My mother died just over 5 months ago. My transgendered feelings have become much more intense since then. I belong to a forum and someone on there posted to me that sometimes we keep secrets for other people and I think that is the case with me. The only people that I was really worried about finding out about my gender were my mother and my aunt, who died a month ago. I realize now how I have isolated myself. My mother was my only social contact outside of my home. We talked at least a couple times a day. Now I would really like to reach out but I have no idea how.
When I started to try to be a girl in my late teens I developed a fear of the queer community. The last thing that I wanted to do was meet someone like me who was happy and well adjusted. I feel kind of bad about that because a friend of mine reached out to me to go with him to a group for young GBLTs and I just couldn't bring myself to do it. He was pretty messed up and ended up much worse over time. Now I want to reach out and I have no idea how to do it, or how I might be accepted.
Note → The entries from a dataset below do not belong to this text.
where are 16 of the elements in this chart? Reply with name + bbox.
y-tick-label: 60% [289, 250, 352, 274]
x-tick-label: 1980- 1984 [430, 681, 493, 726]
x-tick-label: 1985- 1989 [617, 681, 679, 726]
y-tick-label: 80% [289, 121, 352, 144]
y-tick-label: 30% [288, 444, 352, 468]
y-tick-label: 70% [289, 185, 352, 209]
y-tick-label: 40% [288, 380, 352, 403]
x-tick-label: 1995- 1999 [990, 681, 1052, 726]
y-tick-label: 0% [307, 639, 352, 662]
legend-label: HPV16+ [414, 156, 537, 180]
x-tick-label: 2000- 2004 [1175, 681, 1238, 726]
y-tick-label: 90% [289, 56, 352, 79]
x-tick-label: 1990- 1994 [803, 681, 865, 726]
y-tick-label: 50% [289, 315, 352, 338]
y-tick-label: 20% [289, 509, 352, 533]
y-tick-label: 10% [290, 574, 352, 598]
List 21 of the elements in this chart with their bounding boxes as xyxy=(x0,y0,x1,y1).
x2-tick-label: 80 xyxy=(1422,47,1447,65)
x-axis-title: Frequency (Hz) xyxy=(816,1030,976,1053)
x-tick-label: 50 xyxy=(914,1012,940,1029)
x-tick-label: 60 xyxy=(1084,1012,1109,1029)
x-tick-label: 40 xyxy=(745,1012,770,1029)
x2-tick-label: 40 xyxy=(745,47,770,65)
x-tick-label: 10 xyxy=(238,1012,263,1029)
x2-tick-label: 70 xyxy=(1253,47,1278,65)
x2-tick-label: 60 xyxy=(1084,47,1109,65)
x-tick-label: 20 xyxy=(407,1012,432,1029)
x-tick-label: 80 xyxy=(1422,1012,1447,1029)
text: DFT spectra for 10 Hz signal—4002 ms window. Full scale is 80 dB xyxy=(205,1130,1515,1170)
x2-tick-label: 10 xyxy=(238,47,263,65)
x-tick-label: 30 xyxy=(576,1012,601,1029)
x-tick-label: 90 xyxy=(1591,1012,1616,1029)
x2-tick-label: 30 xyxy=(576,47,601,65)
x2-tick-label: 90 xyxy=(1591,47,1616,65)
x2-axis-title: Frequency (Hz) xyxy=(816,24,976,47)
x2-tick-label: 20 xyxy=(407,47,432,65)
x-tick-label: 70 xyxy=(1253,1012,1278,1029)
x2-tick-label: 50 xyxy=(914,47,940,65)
I have one friend and I'm afraid to come out to that person because I don't know how discrete she would be and we work together. Also some of the people I have come out to in the past have worked really hard to put me back the way I was, or flat out have not believed me.
My isolation has lead to frustration. I really want to have friends who I am out to and accept me, but I don't know how to reach out. Funny, I was thinking today that the way I am feeling now, the bursting frustration, is the same was I felt leading up to coming out to my mom. I don't want to make the wrong move, I don't want to come out to the wrong person and make trouble for myself or my family or ruin a friendship. Unfortunately, my frustration has leaked out into my job satisfaction and my parenting. I don't know what to do. I asked a social worker for help but she got nowhere. Someone mentioned a group in Ontario that I might contact. It is very far away but I have to do something. I could cause myself considerable damage in my present state.